Vini Jr queixou-se ao árbitro imediatamente após o golo decisivo, levando à ativação do protocolo antirracismo da UEFA e à interrupção do encontro durante cerca de 12 minutos. O episódio gerou tensão em campo e nas bancadas, num Estádio da Luz sob forte escrutínio internacional.
Horas depois do encontro, Gianluca Prestianni recorreu às redes sociais para negar as acusações. O jovem argentino assegurou que nunca proferiu qualquer insulto de cariz racial e afirmou que as suas palavras terão sido mal interpretadas no calor do jogo. O jogador disse ainda lamentar as ameaças recebidas após o apito final, reafirmando que “nunca foi racista” e que repudia qualquer forma de discriminação.
O Benfica, para já, não divulgou uma posição oficial detalhada, remetendo esclarecimentos para o relatório do árbitro e para a investigação em curso por parte da UEFA.

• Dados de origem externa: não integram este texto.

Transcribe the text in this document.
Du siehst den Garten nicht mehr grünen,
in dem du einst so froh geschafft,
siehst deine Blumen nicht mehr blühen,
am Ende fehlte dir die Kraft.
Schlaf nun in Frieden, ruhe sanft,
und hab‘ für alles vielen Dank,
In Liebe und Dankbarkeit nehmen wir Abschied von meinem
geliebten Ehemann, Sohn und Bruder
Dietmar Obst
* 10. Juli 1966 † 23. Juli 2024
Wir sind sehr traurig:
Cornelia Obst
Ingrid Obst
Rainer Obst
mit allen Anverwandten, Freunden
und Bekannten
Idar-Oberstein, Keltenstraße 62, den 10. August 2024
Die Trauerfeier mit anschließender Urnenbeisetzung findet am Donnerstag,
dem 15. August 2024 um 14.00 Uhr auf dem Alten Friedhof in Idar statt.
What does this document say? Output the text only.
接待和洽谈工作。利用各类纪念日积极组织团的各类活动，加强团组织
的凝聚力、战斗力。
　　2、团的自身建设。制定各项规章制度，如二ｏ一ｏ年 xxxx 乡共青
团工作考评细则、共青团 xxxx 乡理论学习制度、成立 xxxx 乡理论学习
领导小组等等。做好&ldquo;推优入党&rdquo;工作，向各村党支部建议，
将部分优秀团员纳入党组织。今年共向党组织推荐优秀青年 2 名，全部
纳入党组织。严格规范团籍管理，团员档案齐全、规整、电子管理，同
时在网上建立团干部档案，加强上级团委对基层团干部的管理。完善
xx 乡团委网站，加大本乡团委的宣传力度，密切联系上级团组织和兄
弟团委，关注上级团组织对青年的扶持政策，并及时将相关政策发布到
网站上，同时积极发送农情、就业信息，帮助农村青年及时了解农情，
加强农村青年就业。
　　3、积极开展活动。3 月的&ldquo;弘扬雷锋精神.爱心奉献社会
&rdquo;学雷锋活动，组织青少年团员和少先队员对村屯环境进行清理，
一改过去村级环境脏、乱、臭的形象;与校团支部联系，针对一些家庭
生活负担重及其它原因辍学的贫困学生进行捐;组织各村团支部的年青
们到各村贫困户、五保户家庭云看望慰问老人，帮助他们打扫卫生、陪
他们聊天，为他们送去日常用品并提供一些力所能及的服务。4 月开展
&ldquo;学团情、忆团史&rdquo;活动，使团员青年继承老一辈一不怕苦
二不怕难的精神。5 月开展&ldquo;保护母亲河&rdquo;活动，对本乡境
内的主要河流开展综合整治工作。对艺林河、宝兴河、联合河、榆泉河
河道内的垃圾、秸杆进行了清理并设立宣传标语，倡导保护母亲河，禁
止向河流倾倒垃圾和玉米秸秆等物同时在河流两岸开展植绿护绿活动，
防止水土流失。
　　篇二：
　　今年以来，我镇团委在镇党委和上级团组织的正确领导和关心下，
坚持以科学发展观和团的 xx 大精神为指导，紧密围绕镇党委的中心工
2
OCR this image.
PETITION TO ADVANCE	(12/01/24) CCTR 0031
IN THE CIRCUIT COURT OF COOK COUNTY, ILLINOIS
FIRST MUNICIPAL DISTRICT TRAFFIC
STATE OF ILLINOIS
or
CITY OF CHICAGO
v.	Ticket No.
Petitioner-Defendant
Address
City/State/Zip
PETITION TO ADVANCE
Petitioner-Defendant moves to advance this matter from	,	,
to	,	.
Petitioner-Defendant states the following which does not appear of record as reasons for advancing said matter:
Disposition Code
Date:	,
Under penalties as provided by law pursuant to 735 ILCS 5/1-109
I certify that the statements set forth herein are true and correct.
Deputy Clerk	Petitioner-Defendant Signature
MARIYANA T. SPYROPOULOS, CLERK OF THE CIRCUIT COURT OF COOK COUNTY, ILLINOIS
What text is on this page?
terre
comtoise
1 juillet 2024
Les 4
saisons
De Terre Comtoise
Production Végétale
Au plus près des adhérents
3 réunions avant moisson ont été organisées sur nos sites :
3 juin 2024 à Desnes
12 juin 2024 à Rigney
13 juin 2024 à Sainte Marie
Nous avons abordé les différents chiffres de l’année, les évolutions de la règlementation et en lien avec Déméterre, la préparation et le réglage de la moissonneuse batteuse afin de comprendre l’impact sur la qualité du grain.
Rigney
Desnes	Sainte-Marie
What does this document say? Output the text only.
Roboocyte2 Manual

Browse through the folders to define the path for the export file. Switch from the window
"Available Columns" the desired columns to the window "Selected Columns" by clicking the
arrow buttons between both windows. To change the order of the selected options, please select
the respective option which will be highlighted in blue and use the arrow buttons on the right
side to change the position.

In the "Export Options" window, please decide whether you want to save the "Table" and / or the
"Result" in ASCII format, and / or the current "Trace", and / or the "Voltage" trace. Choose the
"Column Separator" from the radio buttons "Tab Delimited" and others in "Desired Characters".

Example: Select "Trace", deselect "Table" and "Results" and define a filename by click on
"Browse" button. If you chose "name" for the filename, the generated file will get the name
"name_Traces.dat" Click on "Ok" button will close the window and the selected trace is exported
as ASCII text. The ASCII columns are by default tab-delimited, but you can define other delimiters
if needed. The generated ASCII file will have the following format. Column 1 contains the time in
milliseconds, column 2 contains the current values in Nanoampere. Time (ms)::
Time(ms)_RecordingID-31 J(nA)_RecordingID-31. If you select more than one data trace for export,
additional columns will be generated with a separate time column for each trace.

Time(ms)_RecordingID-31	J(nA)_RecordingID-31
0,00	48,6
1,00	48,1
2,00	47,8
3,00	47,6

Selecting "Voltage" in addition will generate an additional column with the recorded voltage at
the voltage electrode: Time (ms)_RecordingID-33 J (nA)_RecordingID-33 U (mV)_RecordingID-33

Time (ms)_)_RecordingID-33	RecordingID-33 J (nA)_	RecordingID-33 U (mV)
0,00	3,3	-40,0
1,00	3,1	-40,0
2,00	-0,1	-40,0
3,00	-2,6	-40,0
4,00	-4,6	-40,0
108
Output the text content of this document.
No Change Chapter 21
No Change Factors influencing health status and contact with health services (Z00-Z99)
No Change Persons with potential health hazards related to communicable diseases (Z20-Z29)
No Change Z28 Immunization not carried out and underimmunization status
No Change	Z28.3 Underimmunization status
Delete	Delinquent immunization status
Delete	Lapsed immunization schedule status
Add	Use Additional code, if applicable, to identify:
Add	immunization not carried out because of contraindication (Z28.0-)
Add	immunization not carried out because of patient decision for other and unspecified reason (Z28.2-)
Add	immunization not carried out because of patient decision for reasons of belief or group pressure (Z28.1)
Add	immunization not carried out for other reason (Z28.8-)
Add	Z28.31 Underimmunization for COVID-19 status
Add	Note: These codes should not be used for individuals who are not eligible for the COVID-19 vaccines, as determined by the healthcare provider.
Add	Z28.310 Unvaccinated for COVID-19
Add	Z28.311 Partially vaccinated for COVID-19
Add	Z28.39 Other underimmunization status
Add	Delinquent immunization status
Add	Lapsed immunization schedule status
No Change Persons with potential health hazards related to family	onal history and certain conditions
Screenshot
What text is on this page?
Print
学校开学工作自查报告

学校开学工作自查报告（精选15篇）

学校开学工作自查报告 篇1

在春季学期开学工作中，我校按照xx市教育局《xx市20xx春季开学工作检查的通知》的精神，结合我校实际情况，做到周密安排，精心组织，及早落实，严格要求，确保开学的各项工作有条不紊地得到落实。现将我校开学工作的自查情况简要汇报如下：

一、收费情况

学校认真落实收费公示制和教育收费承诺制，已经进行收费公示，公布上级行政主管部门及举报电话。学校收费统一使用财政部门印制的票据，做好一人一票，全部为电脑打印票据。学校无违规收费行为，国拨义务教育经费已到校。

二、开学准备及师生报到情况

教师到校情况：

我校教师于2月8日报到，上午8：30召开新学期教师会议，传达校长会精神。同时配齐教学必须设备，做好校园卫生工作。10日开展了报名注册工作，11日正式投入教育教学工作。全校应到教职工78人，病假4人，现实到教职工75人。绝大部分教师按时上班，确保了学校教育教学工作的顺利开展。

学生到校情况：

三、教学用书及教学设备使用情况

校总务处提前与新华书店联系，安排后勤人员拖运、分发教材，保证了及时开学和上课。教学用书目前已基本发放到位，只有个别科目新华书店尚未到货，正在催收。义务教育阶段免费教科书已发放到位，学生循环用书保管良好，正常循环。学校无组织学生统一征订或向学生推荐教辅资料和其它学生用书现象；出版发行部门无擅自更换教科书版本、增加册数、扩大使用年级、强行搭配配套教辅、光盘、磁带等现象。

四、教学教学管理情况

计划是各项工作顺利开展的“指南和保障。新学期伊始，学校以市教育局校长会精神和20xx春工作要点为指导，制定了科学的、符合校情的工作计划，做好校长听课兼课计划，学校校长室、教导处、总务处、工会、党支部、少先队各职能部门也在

O caso rapidamente ultrapassou fronteiras e motivou reações de figuras históricas do futebol. Em comentário televisivo, Thierry Henry manifestou solidariedade com Vinícius Júnior, sublinhando que compreende a frustração do jogador do Real Madrid.
“Consigo identificar-me com o que o Vinícius está a viver. Passei por isso muitas vezes na minha carreira. Muitas vezes é a tua palavra contra a do outro”, afirmou o antigo internacional francês, acrescentando que o gesto de tapar a boca feito por Prestianni durante o lance levanta dúvidas que devem ser esclarecidas.
Henry defendeu ainda que, em situações desta gravidade, é fundamental que haja responsabilização clara: “Se nada aconteceu, então que seja dito de forma transparente.”
Leia mais Lei Vini Jr: Rio de Janeiro aprova medidas contra o racismo no futebol
Também Luisão, antigo capitão do Benfica, reagiu publicamente através das redes sociais, colocando-se do lado de Vinícius Júnior. O ex-defesa central mostrou-se “envergonhado” com o episódio e classificou o caso como um ato racista, apelando a que o clube e o futebol português estejam à altura dos seus valores históricos.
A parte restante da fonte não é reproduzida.